The Universe in a Nutshell is divided into seven chapters. In chapter 1, Hawking explains Einstein’s Special Theory of Relativity (1905) and his General Theory of Relativity (1915) and how Einstein transformed the way the universe was viewed. He also addresses Einstein’s association with the creation of the atomic bomb:
Some people have blamed the atomic bomb on Einstein because he discovered the relationship between mass and energy; but that is like blaming Newton for causing airplanes to crash because he discovered gravity. Einstein himself took no part in the Manhattan Project and was horrified by the dropping of the bomb.
In chapter 2, Hawking expands on Einstein’s theories and suggests ways in which they are linked to quantum mechanics and a discussion of time, explaining that “time has a shape.”
In chapter 3, he discusses the universe’s multiple histories, described by these theories, and the current work toward a unified “theory of everything” which will explain the entire cosmos.
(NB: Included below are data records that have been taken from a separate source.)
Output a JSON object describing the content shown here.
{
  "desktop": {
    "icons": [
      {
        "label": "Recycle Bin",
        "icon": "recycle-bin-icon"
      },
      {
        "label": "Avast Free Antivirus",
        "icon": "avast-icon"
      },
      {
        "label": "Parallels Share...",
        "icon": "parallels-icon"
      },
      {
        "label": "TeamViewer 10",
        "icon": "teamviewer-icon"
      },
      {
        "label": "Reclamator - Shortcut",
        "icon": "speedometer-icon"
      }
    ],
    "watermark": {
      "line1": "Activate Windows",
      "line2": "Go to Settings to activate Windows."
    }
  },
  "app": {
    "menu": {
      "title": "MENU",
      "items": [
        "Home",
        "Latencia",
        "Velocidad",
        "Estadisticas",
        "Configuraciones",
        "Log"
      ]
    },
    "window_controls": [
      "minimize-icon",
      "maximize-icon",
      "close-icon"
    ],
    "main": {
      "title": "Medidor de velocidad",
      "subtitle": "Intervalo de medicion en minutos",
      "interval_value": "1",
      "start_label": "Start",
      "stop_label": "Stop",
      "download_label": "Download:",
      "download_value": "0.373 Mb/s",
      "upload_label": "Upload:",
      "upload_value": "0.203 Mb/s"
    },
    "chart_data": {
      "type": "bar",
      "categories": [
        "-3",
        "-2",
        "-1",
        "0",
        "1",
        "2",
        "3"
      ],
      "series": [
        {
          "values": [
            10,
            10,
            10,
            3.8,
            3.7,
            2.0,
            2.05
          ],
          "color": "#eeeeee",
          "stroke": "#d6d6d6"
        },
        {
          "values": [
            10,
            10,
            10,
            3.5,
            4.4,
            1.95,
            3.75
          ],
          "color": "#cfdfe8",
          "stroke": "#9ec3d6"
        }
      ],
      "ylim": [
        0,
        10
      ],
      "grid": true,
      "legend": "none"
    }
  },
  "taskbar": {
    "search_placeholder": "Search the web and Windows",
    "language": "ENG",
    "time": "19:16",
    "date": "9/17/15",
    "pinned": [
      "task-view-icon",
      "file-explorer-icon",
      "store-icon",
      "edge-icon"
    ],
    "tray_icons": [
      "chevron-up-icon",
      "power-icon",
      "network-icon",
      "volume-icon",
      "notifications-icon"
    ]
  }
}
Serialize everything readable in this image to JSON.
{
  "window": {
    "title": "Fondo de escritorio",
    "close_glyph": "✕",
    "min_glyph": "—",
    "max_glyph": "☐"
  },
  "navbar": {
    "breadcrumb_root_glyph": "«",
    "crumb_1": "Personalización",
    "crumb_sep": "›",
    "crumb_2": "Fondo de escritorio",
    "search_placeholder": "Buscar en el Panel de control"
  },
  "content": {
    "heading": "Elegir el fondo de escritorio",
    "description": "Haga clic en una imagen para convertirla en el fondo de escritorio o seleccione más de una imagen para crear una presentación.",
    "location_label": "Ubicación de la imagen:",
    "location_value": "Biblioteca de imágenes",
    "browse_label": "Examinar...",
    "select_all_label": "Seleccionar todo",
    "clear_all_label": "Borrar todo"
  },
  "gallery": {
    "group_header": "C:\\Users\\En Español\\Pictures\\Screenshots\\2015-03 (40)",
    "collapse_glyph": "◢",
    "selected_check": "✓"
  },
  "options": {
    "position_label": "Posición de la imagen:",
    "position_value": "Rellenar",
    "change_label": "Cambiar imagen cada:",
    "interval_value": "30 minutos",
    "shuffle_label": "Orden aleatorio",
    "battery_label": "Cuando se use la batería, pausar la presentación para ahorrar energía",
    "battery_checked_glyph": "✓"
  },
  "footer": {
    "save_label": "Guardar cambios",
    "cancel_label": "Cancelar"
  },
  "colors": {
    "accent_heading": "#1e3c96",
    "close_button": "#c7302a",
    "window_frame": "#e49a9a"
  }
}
Chapter 4 moves into science fiction and looks forward to seeing whether the future can ever be predicted and, if so, whether black holes are a threat. In chapter 5, Hawking shifts from predicting the future to exploring the possibility of time travel. He suggests that in the future, traveling back to the past could be a possibility—a very, very small one.
I estimate the probability that Kip Thorne could go back and kill his grandfather as less than one in ten with a trillion trillion trillion trillion trillion zeroes after it.
Chapter 6 takes a look at the current speed of scientific and technological advancement and how this will affect the future of the human race. In chapter 7, the final chapter and the most complex, Hawking updates string theory with a discussion of p-brane theory. P-brane theory posits the idea that the entire universe is actually just a hologram. Hawking asks, “Do we live on a brane or are we just holograms?”
In The Universe in a Nutshell, Hawking discusses complicated subjects in accessible language. Each of the chapters can stand alone, and the book can, therefore, be read in any order.